Similar Prophage Induction but Divergent Antibiotic Resistance Gene Occurrence: Leachates and Free Radicals Drive Differential Activation Mechanisms in Aged Tire Crumb Rubber.
Journal:
Environmental science & technology
Published Date:
Jun 9, 2025
Abstract
Indigenous phages play a key role in the spread of extracellular antibiotic resistance genes (eARGs), and micro/nanocontaminants can exacerbate this process.
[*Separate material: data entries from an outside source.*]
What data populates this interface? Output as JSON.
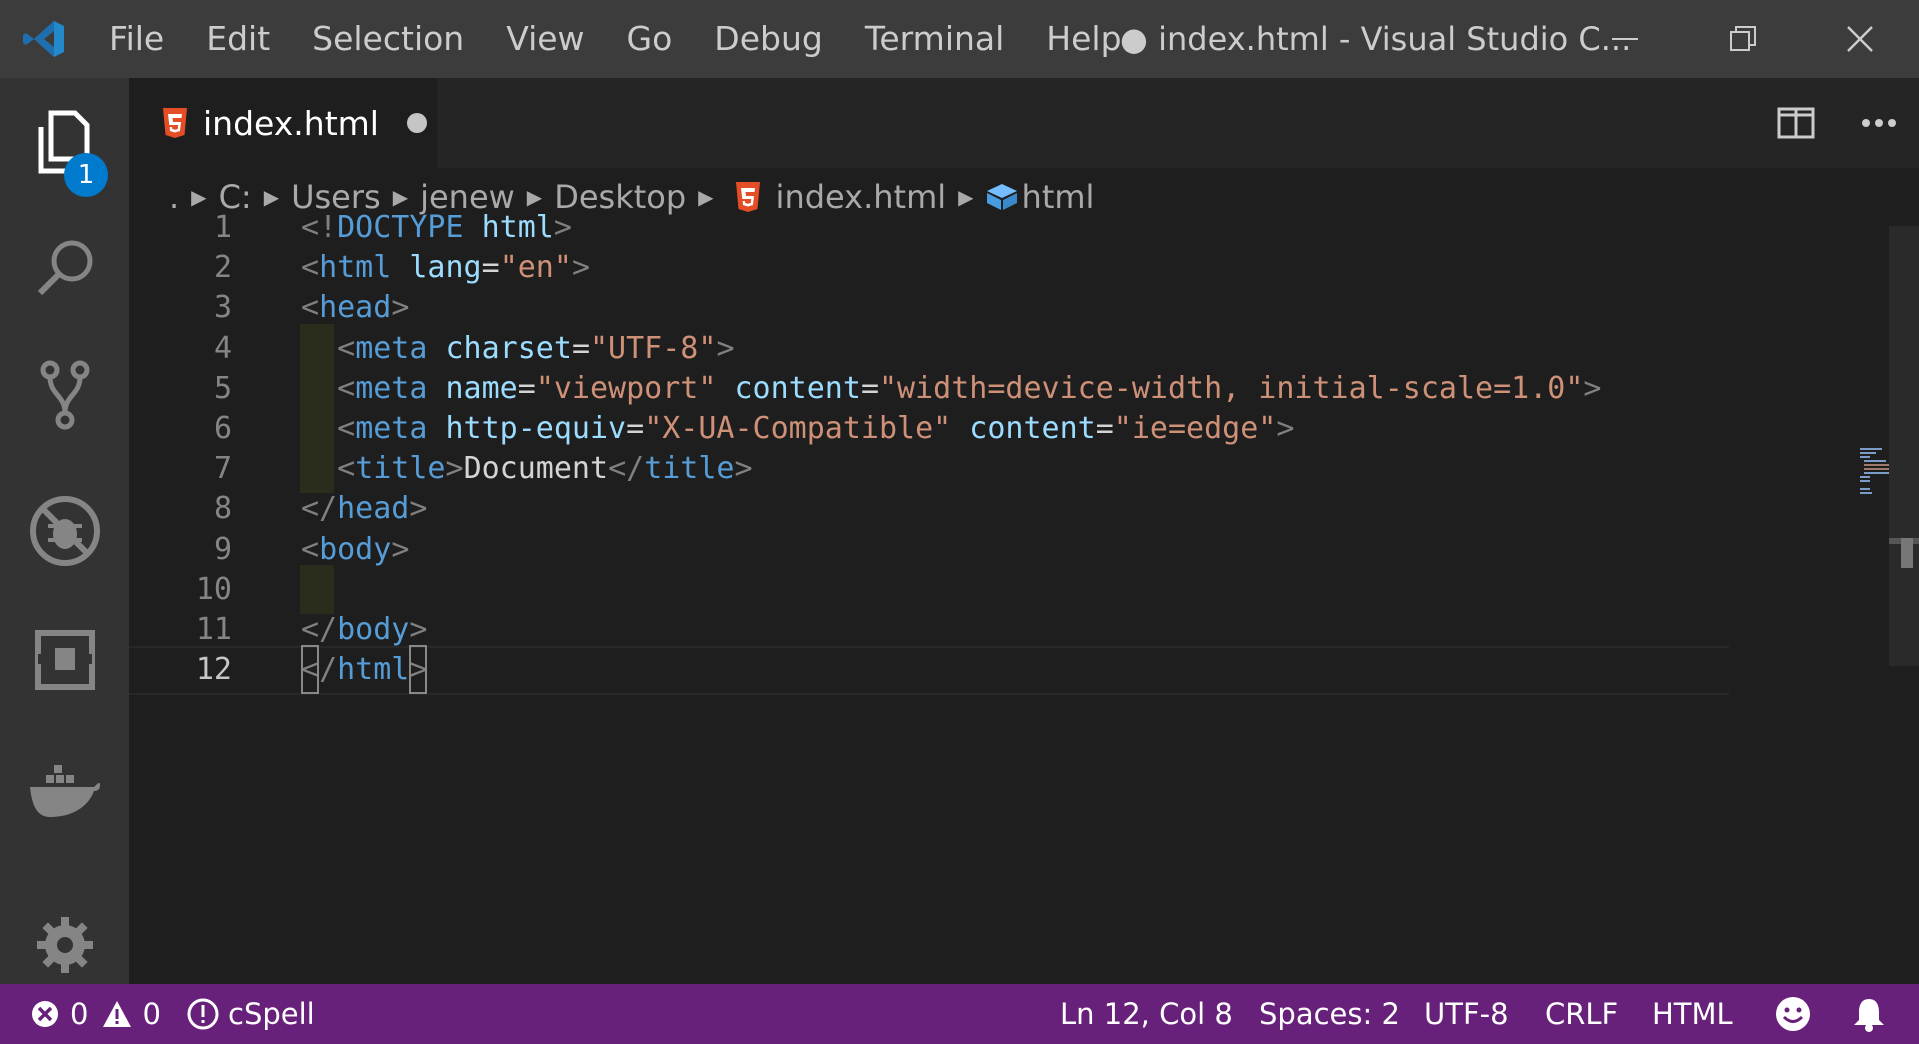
{
  "menu": [
    "File",
    "Edit",
    "Selection",
    "View",
    "Go",
    "Debug",
    "Terminal",
    "Help"
  ],
  "window_title": "● index.html - Visual Studio C...",
  "activity": {
    "explorer_badge": "1"
  },
  "tab": {
    "label": "index.html"
  },
  "breadcrumbs": {
    "root": ".",
    "items": [
      "C:",
      "Users",
      "jenew",
      "Desktop",
      "index.html",
      "html"
    ]
  },
  "editor": {
    "lines": [
      {
        "n": "1",
        "tokens": [
          [
            "p",
            "<!"
          ],
          [
            "t",
            "DOCTYPE"
          ],
          [
            "x",
            " "
          ],
          [
            "a",
            "html"
          ],
          [
            "p",
            ">"
          ]
        ]
      },
      {
        "n": "2",
        "tokens": [
          [
            "p",
            "<"
          ],
          [
            "t",
            "html"
          ],
          [
            "x",
            " "
          ],
          [
            "a",
            "lang"
          ],
          [
            "x",
            "="
          ],
          [
            "s",
            "\"en\""
          ],
          [
            "p",
            ">"
          ]
        ]
      },
      {
        "n": "3",
        "tokens": [
          [
            "p",
            "<"
          ],
          [
            "t",
            "head"
          ],
          [
            "p",
            ">"
          ]
        ]
      },
      {
        "n": "4",
        "indent": true,
        "tokens": [
          [
            "x",
            "  "
          ],
          [
            "p",
            "<"
          ],
          [
            "t",
            "meta"
          ],
          [
            "x",
            " "
          ],
          [
            "a",
            "charset"
          ],
          [
            "x",
            "="
          ],
          [
            "s",
            "\"UTF-8\""
          ],
          [
            "p",
            ">"
          ]
        ]
      },
      {
        "n": "5",
        "indent": true,
        "tokens": [
          [
            "x",
            "  "
          ],
          [
            "p",
            "<"
          ],
          [
            "t",
            "meta"
          ],
          [
            "x",
            " "
          ],
          [
            "a",
            "name"
          ],
          [
            "x",
            "="
          ],
          [
            "s",
            "\"viewport\""
          ],
          [
            "x",
            " "
          ],
          [
            "a",
            "content"
          ],
          [
            "x",
            "="
          ],
          [
            "s",
            "\"width=device-width, initial-scale=1.0\""
          ],
          [
            "p",
            ">"
          ]
        ]
      },
      {
        "n": "6",
        "indent": true,
        "tokens": [
          [
            "x",
            "  "
          ],
          [
            "p",
            "<"
          ],
          [
            "t",
            "meta"
          ],
          [
            "x",
            " "
          ],
          [
            "a",
            "http-equiv"
          ],
          [
            "x",
            "="
          ],
          [
            "s",
            "\"X-UA-Compatible\""
          ],
          [
            "x",
            " "
          ],
          [
            "a",
            "content"
          ],
          [
            "x",
            "="
          ],
          [
            "s",
            "\"ie=edge\""
          ],
          [
            "p",
            ">"
          ]
        ]
      },
      {
        "n": "7",
        "indent": true,
        "tokens": [
          [
            "x",
            "  "
          ],
          [
            "p",
            "<"
          ],
          [
            "t",
            "title"
          ],
          [
            "p",
            ">"
          ],
          [
            "x",
            "Document"
          ],
          [
            "p",
            "</"
          ],
          [
            "t",
            "title"
          ],
          [
            "p",
            ">"
          ]
        ]
      },
      {
        "n": "8",
        "tokens": [
          [
            "p",
            "</"
          ],
          [
            "t",
            "head"
          ],
          [
            "p",
            ">"
          ]
        ]
      },
      {
        "n": "9",
        "tokens": [
          [
            "p",
            "<"
          ],
          [
            "t",
            "body"
          ],
          [
            "p",
            ">"
          ]
        ]
      },
      {
        "n": "10",
        "indent": true,
        "tokens": []
      },
      {
        "n": "11",
        "tokens": [
          [
            "p",
            "</"
          ],
          [
            "t",
            "body"
          ],
          [
            "p",
            ">"
          ]
        ]
      },
      {
        "n": "12",
        "active": true,
        "tokens": [
          [
            "bp",
            "<"
          ],
          [
            "p",
            "/"
          ],
          [
            "t",
            "html"
          ],
          [
            "bp",
            ">"
          ]
        ]
      }
    ]
  },
  "status": {
    "errors": "0",
    "warnings": "0",
    "cspell": "cSpell",
    "position": "Ln 12, Col 8",
    "spaces": "Spaces: 2",
    "encoding": "UTF-8",
    "eol": "CRLF",
    "language": "HTML"
  },
  "colors": {
    "statusbar": "#68217a",
    "accent": "#007acc",
    "html5": "#e44d26"
  }
}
However, the specific roles and mechanisms of phage communities in this process are still not fully understood. In this study, machine learning models were used to explore how micrometer-sized tire crumb rubber (mTCR) affects the transmission of ARGs via phage communities. The results showed that mTCR at environmentally relevant concentrations significantly activated prophages, promoting the spread of the ARGs. The activation mechanisms of shade- and photoaged mTCR differed, with eARGs carried by phage being more abundant in photoaged mTCR-treated sludge despite similar activation efficiencies. The random forests algorithm revealed that prophage activation induced by shade-aged mTCR was primarily driven by the metals and organic components leached from the mTCR. Antibiotic-resistant lysogens tolerated shade-aged mTCR due to their resistance to metals and organic matter, reducing internal prophage activation. In contrast, photoaged mTCR particles harbored more persistent free radicals, leading to the generation of extracellular O and OH, which damaged cell membranes and triggered prophage activation. These findings highlight the ecological risk associated with eARGs spread via prophage induction and deepen our understanding of the need to control discarded TCR.